ACTION STEP: Copy and paste the article above and e-mail it to your representative in the House. Tell him/her that this is not what you want your country to turn into.

Friday, September 15, 2006

The House takes action (or so it seems)

On Thursday, the House approved the Secure Fence Act of 2006 with 283 votes for and 138 votes against (You can see how your representative voted here.) The bill mandates the erection of 700 miles of double-layered fencing along the 2,000-mile border that now has about 75 miles of fencing.

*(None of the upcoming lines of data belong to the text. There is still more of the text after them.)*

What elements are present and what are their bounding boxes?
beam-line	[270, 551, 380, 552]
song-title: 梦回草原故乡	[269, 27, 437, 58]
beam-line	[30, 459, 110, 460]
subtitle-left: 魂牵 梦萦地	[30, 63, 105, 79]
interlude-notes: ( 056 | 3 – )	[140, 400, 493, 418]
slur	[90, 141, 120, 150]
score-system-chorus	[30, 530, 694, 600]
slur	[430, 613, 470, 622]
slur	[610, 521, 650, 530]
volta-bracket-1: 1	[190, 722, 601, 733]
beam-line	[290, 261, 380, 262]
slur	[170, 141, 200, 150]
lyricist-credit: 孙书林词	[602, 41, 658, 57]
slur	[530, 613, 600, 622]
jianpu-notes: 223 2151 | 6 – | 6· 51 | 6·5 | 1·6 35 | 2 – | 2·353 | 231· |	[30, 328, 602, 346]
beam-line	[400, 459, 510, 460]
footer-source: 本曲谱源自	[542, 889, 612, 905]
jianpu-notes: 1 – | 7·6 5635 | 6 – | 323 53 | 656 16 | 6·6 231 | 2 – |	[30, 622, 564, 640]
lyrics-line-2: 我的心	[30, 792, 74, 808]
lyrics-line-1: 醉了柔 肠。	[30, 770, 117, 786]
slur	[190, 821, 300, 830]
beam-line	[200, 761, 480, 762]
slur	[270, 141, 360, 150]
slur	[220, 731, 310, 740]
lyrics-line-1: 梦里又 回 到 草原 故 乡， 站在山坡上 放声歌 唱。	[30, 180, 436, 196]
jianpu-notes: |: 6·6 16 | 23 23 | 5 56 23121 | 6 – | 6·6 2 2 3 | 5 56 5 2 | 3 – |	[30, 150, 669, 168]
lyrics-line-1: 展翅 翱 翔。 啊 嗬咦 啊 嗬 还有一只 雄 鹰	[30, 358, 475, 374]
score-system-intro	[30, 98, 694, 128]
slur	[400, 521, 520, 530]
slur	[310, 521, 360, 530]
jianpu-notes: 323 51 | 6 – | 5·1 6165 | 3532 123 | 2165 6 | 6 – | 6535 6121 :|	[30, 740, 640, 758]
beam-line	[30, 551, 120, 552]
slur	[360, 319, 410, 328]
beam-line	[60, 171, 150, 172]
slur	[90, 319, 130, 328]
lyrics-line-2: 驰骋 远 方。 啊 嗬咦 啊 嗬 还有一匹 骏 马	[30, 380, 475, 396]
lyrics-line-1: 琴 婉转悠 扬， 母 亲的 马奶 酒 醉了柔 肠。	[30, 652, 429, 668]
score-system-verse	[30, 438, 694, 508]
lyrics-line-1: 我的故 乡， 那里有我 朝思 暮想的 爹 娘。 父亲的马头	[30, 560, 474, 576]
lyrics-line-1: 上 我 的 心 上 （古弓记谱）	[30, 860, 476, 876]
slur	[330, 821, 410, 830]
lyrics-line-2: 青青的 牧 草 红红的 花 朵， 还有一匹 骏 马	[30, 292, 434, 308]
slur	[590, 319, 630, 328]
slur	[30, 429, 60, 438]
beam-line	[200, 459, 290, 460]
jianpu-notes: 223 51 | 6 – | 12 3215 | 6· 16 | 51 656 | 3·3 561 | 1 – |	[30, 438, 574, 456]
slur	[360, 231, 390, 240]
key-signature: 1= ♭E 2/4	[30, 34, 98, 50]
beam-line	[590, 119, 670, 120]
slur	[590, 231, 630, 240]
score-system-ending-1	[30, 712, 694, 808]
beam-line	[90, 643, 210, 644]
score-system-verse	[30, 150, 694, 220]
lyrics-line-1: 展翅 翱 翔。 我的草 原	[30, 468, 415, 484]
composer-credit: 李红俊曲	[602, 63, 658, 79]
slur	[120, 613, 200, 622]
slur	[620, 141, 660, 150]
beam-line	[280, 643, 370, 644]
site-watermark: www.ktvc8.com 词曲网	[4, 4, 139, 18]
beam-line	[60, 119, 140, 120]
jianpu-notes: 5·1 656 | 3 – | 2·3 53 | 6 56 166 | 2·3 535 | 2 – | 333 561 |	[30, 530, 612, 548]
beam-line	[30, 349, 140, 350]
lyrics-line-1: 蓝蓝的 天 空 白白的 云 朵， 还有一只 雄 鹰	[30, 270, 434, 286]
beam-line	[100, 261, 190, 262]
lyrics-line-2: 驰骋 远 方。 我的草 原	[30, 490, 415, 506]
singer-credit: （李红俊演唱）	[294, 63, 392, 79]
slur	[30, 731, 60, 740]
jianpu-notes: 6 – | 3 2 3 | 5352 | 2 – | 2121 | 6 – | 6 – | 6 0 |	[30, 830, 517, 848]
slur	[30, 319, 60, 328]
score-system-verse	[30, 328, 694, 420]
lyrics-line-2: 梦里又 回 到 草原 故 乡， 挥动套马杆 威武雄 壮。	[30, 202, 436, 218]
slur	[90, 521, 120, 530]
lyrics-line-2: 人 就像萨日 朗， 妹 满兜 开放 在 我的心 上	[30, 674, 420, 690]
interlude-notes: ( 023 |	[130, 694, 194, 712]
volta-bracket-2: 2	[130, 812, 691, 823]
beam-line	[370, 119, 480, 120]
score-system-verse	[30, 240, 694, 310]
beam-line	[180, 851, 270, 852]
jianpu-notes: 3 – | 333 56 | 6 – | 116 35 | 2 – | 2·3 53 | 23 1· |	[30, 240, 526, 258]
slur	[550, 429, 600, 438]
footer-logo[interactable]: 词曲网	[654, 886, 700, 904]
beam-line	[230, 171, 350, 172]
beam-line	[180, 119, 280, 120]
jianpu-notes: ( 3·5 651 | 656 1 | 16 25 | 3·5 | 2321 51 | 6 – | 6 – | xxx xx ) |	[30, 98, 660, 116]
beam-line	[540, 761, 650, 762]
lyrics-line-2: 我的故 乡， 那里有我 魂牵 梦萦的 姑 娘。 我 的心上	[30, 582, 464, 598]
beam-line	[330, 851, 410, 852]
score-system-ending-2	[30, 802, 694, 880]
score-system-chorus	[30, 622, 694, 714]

The bill passed Thursday doesn't include money for the fence and it's not clear how it will be paid for. The majority party said it will cost more than $2 billion and it will be included in a later appropriations bill. The minority party estimated it will cost $7 billion. But in the recent months of political showmanship, does it matter if the thing actually gets built? One of the original sponsors of the bill, Rep. Peter King, R-N.Y. says the bill was needed to show Americans "we can take meaningful action to secure the border." Showing is more important than doing after all... Rep. Alcee Hastings, D-Fla. said as much: "This is nothing more than political gamesmanship in the run-up to the midterm elections. Sounds good. Does nothing."

At a press conference, House Speaker J. Dennis Hastert (R-Ill.) added "Republicans believe we can have a no-penetration border. If we build [the fence], they will no longer come illegally." Instead of coming illegally, would-be immigrants will die trying. A recent Government Accountability Office report showed that governmental efforts have not prevented deaths of immigrants who are now crossing in more dangerous regions along the border. More fencing will only push desperate border crossers to more desperate measures.

Another interesting aspect of the bill pertains to Border Enforcement Officers authority to stop fleeing vehicles at the border. Could this be in direct response to the recent deaths in Arizona? Could the House be anticipating possible lawsuits similar to the recent conviction of two officers who shot a Mexican man in the back in February?

Republican party members in the Senate weren't sure what to think of the Secure Fence Act. Senator Mel Martinez who co-wrote the Senate bill said "I'm not going to take a position against it. [The House bill is] not comprehensive immigration reform: it's just security."

Critics of the bill see it as political strategy. Rep. Sheila Jackson-Lee (D-Texas) said "I think it's sad when House leadership has sought to take an important issue and turn it into a political platform." Rep. Lloyd Doggett (D-Texas) accused House Republicans of using immigration as a scare tactic, confusing terrorists with immigrants so that Americans would think that "Osama bin Laden is heading north in a sombrero."

On Thursday, House leaders also unveiled other border security bills addressing immigrant gangs, speedier deportations and other issues they plan to consider.

ACTION STEP: E-mail your representative and tell him/her to stop making a show in Washington and do something about real immigration reform that creates a path for the 12 million undocumented people in this country to come out of the shadows and gain a legal status.